Ledgers and lists have always been a part of businesses. The ancient Phoenicians invented the modern alphabet in order to manage their business transactions. Even civilisations that relied on word of mouth still devised complex systems to record and track assets, such as the intricately knotted strings used by South American Incas.
This practice became electronic in the early Eighties when the first spreadsheets arrived – and they changed the world. Today it is a matter of pride and precision to wield a spreadsheet’s full potential, augmented with powerful tools such as pivot tables. In fact, over a billion people are said to use Excel spreadsheets and this humble format can be found at every level of a company, not to mention in our personal lives as well!
Spreadsheets are particularly useful for risk-related analysis. Information is tallied and shared across different departments, fed through formulas and weighed to get the best result. The spreadsheet has grown from its humble start 35 years ago into a fulcrum of great business practices.
Alas, every great tool has its limits and we are increasingly seeing the spreadsheet at its wit’s end. Even though they are very useful for initial listings of risks in an organisation, they can’t keep up with the demands of the general process.
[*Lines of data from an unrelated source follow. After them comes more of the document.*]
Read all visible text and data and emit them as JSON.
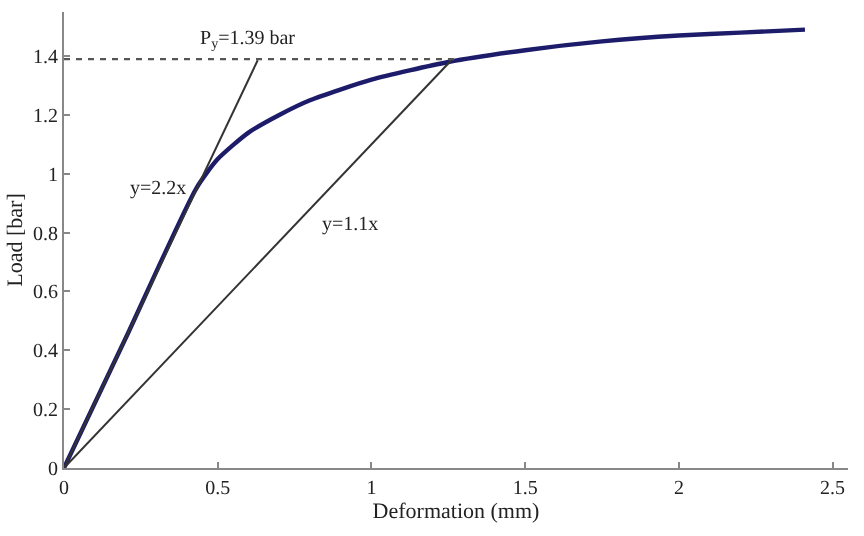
{
  "chart_data": {
    "type": "line",
    "xlabel": "Deformation (mm)",
    "ylabel": "Load [bar]",
    "xlim": [
      0,
      2.55
    ],
    "ylim": [
      0,
      1.55
    ],
    "xticks": [
      0,
      0.5,
      1,
      1.5,
      2,
      2.5
    ],
    "yticks": [
      0,
      0.2,
      0.4,
      0.6,
      0.8,
      1,
      1.2,
      1.4
    ],
    "marker": "none",
    "series": [
      {
        "color": "#1c1c6b",
        "x": [
          0,
          0.2,
          0.43,
          0.5,
          0.6,
          0.7,
          0.8,
          1.0,
          1.25,
          1.5,
          1.75,
          2.0,
          2.2,
          2.41
        ],
        "values": [
          0,
          0.44,
          0.95,
          1.05,
          1.14,
          1.2,
          1.25,
          1.32,
          1.38,
          1.42,
          1.45,
          1.47,
          1.48,
          1.49
        ]
      },
      {
        "color": "#333333",
        "x": [
          0,
          0.63
        ],
        "values": [
          0,
          1.386
        ]
      },
      {
        "color": "#333333",
        "x": [
          0,
          1.26
        ],
        "values": [
          0,
          1.386
        ]
      },
      {
        "color": "#555555",
        "line_style": "dotted",
        "x": [
          0,
          1.27
        ],
        "values": [
          1.39,
          1.39
        ]
      }
    ],
    "annotations": [
      {
        "text": "P$_{y}$=1.39 bar",
        "x": 0.6,
        "y": 1.39
      },
      {
        "text": "y=2.2x",
        "x": 0.43,
        "y": 0.95
      },
      {
        "text": "y=1.1x",
        "x": 0.8,
        "y": 0.88
      }
    ]
  }
}
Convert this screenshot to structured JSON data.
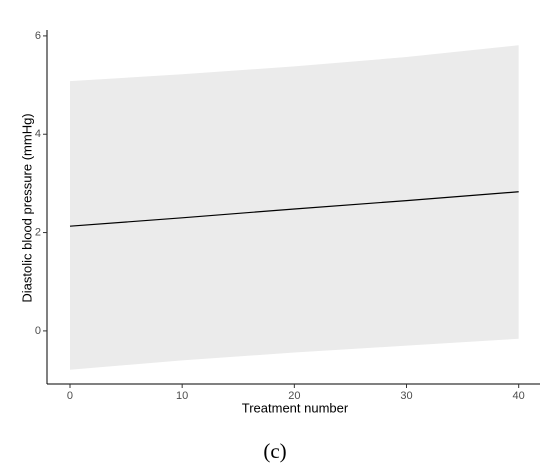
{
  "chart_data": {
    "type": "line",
    "x_label": "Treatment number",
    "y_label": "Diastolic blood pressure (mmHg)",
    "caption": "(c)",
    "x": [
      0,
      10,
      20,
      30,
      40
    ],
    "series": [
      {
        "color": "#000000",
        "values": [
          2.13,
          2.3,
          2.48,
          2.65,
          2.83
        ]
      }
    ],
    "band": {
      "color": "#ebebeb",
      "lower": [
        -0.79,
        -0.6,
        -0.44,
        -0.3,
        -0.16
      ],
      "upper": [
        5.08,
        5.22,
        5.38,
        5.57,
        5.81
      ]
    },
    "xlim": [
      -2.05,
      41.9
    ],
    "ylim": [
      -1.08,
      6.12
    ],
    "xticks": [
      0,
      10,
      20,
      30,
      40
    ],
    "yticks": [
      0,
      2,
      4,
      6
    ],
    "grid": false
  }
}
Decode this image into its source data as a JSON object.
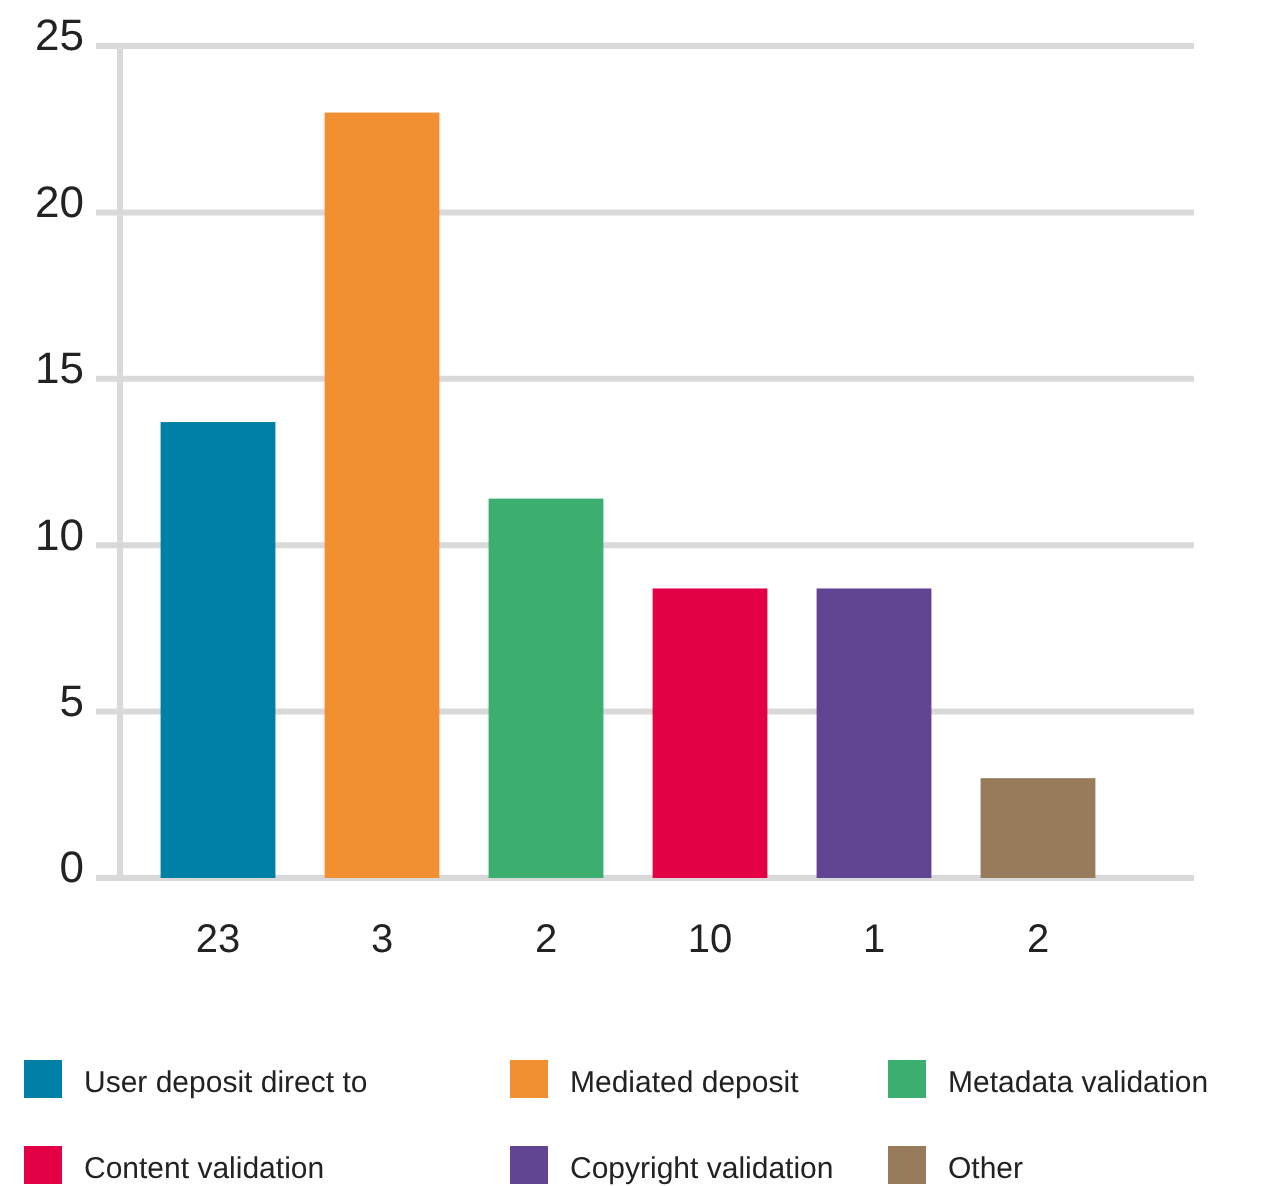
{
  "chart_data": {
    "type": "bar",
    "categories": [
      "23",
      "3",
      "2",
      "10",
      "1",
      "2"
    ],
    "stacked": true,
    "series": [
      {
        "name": "User deposit direct to",
        "color": "#0080a6",
        "values": [
          13.7,
          null,
          null,
          null,
          null,
          null
        ]
      },
      {
        "name": "Mediated deposit",
        "color": "#f28f33",
        "values": [
          null,
          23.0,
          null,
          null,
          null,
          null
        ]
      },
      {
        "name": "Metadata validation",
        "color": "#3caf70",
        "values": [
          null,
          null,
          11.4,
          null,
          null,
          null
        ]
      },
      {
        "name": "Content validation",
        "color": "#e30045",
        "values": [
          null,
          null,
          null,
          8.7,
          null,
          null
        ]
      },
      {
        "name": "Copyright validation",
        "color": "#624494",
        "values": [
          null,
          null,
          null,
          null,
          8.7,
          null
        ]
      },
      {
        "name": "Other",
        "color": "#977b5a",
        "values": [
          null,
          null,
          null,
          null,
          null,
          3.0
        ]
      }
    ],
    "ylim": [
      0,
      25
    ],
    "yticks": [
      0,
      5,
      10,
      15,
      20,
      25
    ],
    "grid": "y",
    "legend": "bottom"
  }
}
Think about it: how often do risk managers sit and work out the conflicts between spreadsheets supplied from different sources? Spreadsheets are still contextual and susceptible to human error. When it comes to bringing everything together in one meaningful truth, spreadsheets actually demand plenty, yet often still don’t deliver a conclusive answer.
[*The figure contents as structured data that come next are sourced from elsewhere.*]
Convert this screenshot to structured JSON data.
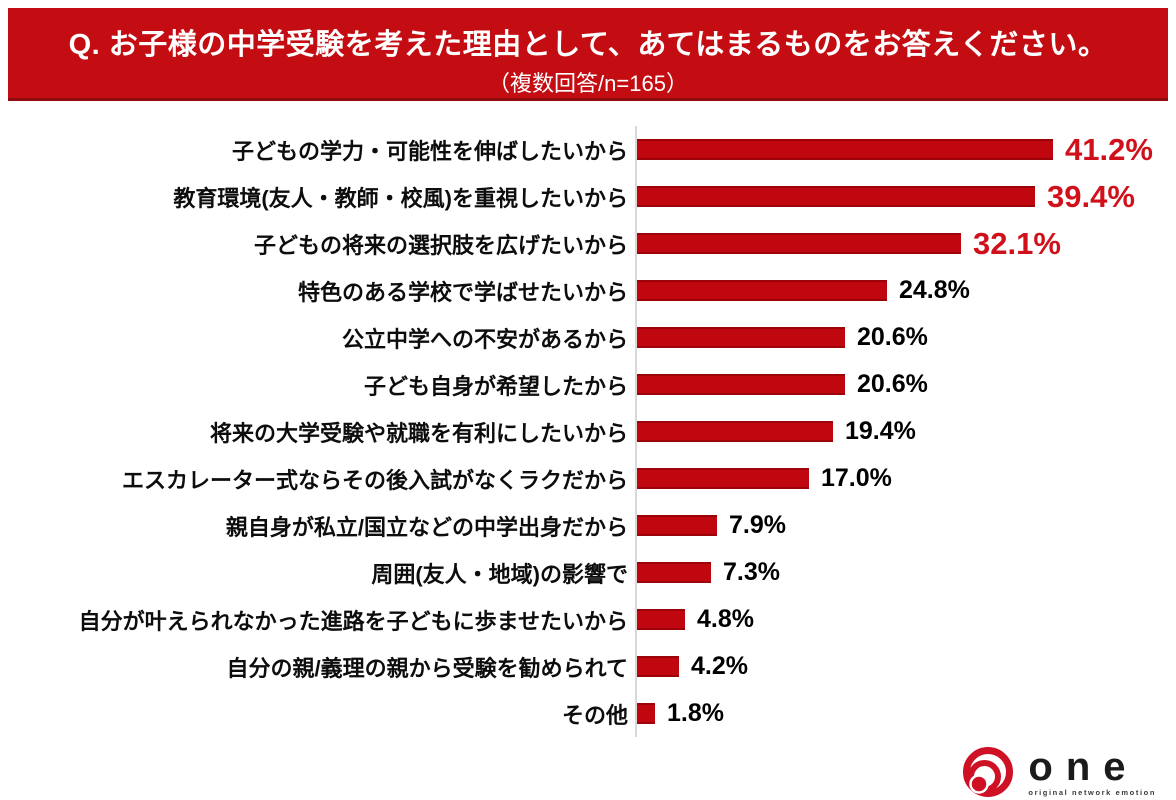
{
  "chart_data": {
    "type": "bar",
    "orientation": "horizontal",
    "title": "Q. お子様の中学受験を考えた理由として、あてはまるものをお答えください。",
    "subtitle": "（複数回答/n=165）",
    "sample_size": 165,
    "categories": [
      "子どもの学力・可能性を伸ばしたいから",
      "教育環境(友人・教師・校風)を重視したいから",
      "子どもの将来の選択肢を広げたいから",
      "特色のある学校で学ばせたいから",
      "公立中学への不安があるから",
      "子ども自身が希望したから",
      "将来の大学受験や就職を有利にしたいから",
      "エスカレーター式ならその後入試がなくラクだから",
      "親自身が私立/国立などの中学出身だから",
      "周囲(友人・地域)の影響で",
      "自分が叶えられなかった進路を子どもに歩ませたいから",
      "自分の親/義理の親から受験を勧められて",
      "その他"
    ],
    "values": [
      41.2,
      39.4,
      32.1,
      24.8,
      20.6,
      20.6,
      19.4,
      17.0,
      7.9,
      7.3,
      4.8,
      4.2,
      1.8
    ],
    "value_labels": [
      "41.2%",
      "39.4%",
      "32.1%",
      "24.8%",
      "20.6%",
      "20.6%",
      "19.4%",
      "17.0%",
      "7.9%",
      "7.3%",
      "4.8%",
      "4.2%",
      "1.8%"
    ],
    "highlight_top_n": 3,
    "xlim": [
      0,
      45
    ],
    "grid": false,
    "legend": "none"
  },
  "colors": {
    "banner_bg": "#C40D12",
    "banner_border": "#8E0B10",
    "bar": "#C00710",
    "highlight_value": "#D0111B",
    "value_text": "#000000",
    "axis_line": "#D8D8D8",
    "logo_red": "#CF1126"
  },
  "footer": {
    "logo_text": "one",
    "logo_tagline": "original network emotion"
  }
}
But that is not the end of good risk management – nor of the spreadsheet. If a business uses a risk data integration platform such as Riskonnect, it is able to have the best of both worlds. Disparate spreadsheets can be imported into the platform by their respective creators, which is balanced to take their individual ratings in mind. That same platform can also draw on other data sources, balancing everything to present one coherent view of a company’s risk-and-response landscape.
Getting this started isn’t even a massive leap. By using the power of cloud and data integration, anything from spreadsheets to incumbent business systems can be made part of the process. Best of all, it’s not solely on the risk managers – all parts of the business can participate. This frees up valuable time, speeding up processes to consider risk solutions and cuts through mountains of conflicting paperwork!